Deep Dependency Networks and Advanced Inference Schemes for Multi-Label Classification
Shivvrat Arya, Yu Xiang, Vibhav Gogate
TL;DR
This work introduces Deep Dependency Networks (DDNs), a neuro‑symbolic framework that jointly learns neural features and a conditional dependency network to model inter‑label dependencies for multi‑label classification in images and videos. It expands inference beyond Gibbs sampling with three approaches for Most Probable Explanation (MPE): local search (random walk and greedy), and a Second‑Order MILP formulation using a piecewise linear approximation of the sigmoid/softplus functions, solved by Gurobi.

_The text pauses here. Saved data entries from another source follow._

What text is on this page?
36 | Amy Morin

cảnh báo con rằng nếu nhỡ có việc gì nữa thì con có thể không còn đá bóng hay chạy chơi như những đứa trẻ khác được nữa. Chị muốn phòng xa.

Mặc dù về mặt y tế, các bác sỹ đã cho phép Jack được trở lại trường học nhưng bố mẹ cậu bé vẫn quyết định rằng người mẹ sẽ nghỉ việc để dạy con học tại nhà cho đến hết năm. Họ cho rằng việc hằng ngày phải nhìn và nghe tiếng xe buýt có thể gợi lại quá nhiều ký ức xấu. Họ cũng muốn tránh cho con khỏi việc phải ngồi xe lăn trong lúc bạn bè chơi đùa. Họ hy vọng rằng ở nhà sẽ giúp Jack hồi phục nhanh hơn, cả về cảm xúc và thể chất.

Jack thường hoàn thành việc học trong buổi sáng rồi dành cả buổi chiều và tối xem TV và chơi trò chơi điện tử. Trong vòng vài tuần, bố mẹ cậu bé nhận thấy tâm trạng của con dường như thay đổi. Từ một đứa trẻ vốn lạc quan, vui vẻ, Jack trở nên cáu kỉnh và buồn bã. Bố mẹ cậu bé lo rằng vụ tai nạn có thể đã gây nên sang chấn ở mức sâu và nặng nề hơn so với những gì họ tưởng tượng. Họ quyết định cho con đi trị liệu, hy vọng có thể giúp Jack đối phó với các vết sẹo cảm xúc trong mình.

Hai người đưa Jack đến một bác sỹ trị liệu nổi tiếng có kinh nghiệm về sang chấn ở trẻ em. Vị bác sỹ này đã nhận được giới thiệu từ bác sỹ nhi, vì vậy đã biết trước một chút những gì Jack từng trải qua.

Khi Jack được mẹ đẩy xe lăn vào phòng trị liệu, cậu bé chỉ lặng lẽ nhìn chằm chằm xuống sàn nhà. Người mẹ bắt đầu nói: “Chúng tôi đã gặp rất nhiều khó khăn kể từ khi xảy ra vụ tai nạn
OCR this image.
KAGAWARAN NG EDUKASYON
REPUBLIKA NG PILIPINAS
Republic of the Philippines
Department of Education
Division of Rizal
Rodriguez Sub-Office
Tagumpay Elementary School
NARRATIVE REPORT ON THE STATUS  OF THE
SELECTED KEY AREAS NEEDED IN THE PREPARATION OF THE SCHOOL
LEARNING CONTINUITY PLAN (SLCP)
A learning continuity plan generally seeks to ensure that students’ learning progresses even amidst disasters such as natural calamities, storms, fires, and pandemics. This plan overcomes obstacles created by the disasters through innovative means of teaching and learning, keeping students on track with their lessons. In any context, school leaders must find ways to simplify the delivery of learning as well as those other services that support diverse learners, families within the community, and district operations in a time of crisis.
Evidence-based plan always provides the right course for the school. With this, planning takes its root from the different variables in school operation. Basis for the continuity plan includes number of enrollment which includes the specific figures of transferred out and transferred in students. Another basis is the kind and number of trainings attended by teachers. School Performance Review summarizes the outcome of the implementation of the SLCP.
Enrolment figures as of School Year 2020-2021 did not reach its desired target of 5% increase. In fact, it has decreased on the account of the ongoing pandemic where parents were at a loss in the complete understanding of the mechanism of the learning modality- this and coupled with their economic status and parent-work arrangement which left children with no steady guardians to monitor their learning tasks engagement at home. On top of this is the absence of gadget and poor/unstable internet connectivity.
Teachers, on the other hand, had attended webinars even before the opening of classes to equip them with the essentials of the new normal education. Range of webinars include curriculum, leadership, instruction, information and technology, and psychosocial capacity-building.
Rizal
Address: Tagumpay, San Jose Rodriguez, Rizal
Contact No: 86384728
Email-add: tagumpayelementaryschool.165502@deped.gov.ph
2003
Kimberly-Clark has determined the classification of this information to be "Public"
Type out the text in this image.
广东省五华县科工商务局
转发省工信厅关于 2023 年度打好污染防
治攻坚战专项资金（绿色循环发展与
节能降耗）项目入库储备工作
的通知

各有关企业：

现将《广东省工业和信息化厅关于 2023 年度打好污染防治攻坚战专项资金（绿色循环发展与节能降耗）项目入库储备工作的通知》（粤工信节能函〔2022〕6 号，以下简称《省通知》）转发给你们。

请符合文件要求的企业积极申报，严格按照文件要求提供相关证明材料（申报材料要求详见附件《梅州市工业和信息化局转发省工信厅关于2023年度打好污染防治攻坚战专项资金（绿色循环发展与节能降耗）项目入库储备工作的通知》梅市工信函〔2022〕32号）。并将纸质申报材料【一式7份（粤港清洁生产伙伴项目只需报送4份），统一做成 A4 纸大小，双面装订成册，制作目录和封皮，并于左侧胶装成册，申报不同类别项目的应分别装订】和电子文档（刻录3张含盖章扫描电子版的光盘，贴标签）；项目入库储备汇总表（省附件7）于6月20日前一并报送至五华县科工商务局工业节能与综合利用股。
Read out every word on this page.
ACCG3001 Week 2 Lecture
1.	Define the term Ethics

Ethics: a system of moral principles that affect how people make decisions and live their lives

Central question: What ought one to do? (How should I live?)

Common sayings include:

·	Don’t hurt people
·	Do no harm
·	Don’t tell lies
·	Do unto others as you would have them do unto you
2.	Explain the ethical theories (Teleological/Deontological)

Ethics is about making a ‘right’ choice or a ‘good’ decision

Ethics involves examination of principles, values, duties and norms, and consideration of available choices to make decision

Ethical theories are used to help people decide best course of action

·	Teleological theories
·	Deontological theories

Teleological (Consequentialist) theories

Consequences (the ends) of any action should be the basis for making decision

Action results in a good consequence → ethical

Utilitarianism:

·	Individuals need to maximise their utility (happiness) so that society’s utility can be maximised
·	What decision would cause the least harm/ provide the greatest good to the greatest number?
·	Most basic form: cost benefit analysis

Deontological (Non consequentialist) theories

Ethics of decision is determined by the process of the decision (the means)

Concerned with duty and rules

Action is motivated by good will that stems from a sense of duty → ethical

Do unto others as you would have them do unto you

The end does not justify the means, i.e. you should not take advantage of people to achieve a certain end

Empirical results across six datasets show that DDNs with advanced MPE inference consistently outperform pure neural baselines and neural networks augmented with Markov random fields, particularly when using MILP/ILP inference; in multi‑label image classification, DDNs also surpass state‑of‑the‑art label embedding methods in several metrics. The study demonstrates the practical value of integrating optimized, constraint‑based inference with deep feature learning to capture dense label interdependencies in complex vision tasks, and discusses future extensions to broader domains and interpretability.
Abstract
We present a unified framework called deep dependency networks (DDNs) that combines dependency networks and deep learning architectures for multi-label classification, with a particular emphasis on image and video data. The primary advantage of dependency networks is their ease of training, in contrast to other probabilistic graphical models like Markov networks. In particular, when combined with deep learning architectures, they provide an intuitive, easy-to-use loss function for multi-label classification. A drawback of DDNs compared to Markov networks is their lack of advanced inference schemes, necessitating the use of Gibbs sampling. To address this challenge, we propose novel inference schemes based on local search and integer linear programming for computing the most likely assignment to the labels given observations. We evaluate our novel methods on three video datasets (Charades, TACoS, Wetlab) and three image datasets (MS-COCO, PASCAL VOC, NUS-WIDE), comparing their performance with (a) basic neural architectures and (b) neural architectures combined with Markov networks equipped with advanced inference and learning techniques. Our results demonstrate the superiority of our new DDN methods over the two competing approaches.